Todo empezó hace dos semanas, el día de mi cumpleaños…

Amanecí feliz, como todas las personas el día de su cumpleaños. Esperaba algún regalo, disfrutar de los familiares y comer un delicioso pastel lleno de esos objetos llamados velas, que disponen de una mecha en su interior y están cubiertos con un combustible sólido, mientras me cantan la melodiosa y típica canción de Cumpleaños feliz.

Pero no fue hasta que soplé las velas cuando me di cuenta de que algo estaba pasando. Algo que iba más allá de cualquier película, de todas las historias que me habían contado o había leído. Tenía una sensación muy incómoda, alguien me vigilaba, alguien tenía su vista clavada en mí. Un escalofrío recorrió mi cuerpo y erizó mi piel hasta el punto de que empezaron a picarme los brazos.

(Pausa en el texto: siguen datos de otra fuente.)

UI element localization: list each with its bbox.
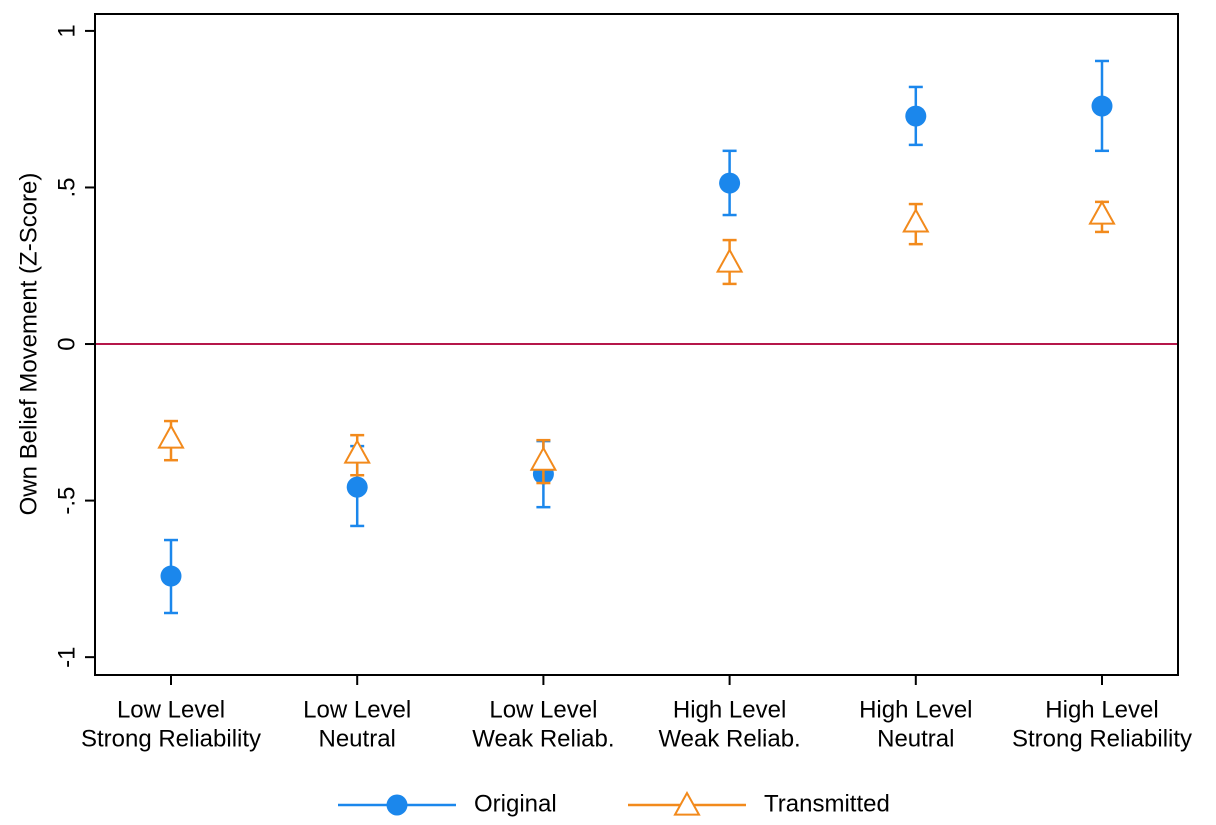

Obviamente no dije nada, no quería asustar a nadie o que pensaran que estaba loca, eso ni hablar. Me encerré en el baño, ya que era la habitación más cercana, me senté en el váter —con la tapa bajada, lógicamente—, subí las piernas y me abracé a ellas. Allí no sentía que me vigilaban. Hubo un momento en el que, incluso yo, pensé que estaba perdiendo la cordura. Tantas películas y cuentos me estaban comiendo la cabeza. Me aferré a ese pensamiento para no entrar en pánico, fui hasta el lavabo y me lavé la cara con la intención de despejarme un poco.

Al levantar la cara percibí un movimiento rápido. Podría jurar que alguien había estado detrás de mí un segundo antes. Uno de los cepillos y la pasta de dientes había cambiado de posición a causa de la velocidad —o lo que fuese— de aquella «cosa». Salí corriendo asustada y me reuní con los demás.

***

Desde ese día no pegaba ojo. No dejaba de pensar en qué sería esa cosa y si seguirá espiándome. La inquietud que todo eso me provocaba cambió hasta mi rutina al comer; un día comía, dos no. Uno cenaba poco, al día siguiente comía como si llevase tres sin hacerlo. Tenía malestar, dolores de cabeza y algún que otro síntoma más.

Llevaba rato con náuseas, así que, antes de regresar a casa, fui al baño, pero no conseguí vomitar. Oí el timbre del recreo y a los alumnos correr por los pasillos hacia el patio. Me encantaría unirme a ellos, pero no me encontraba nada bien como para ponerme a jugar.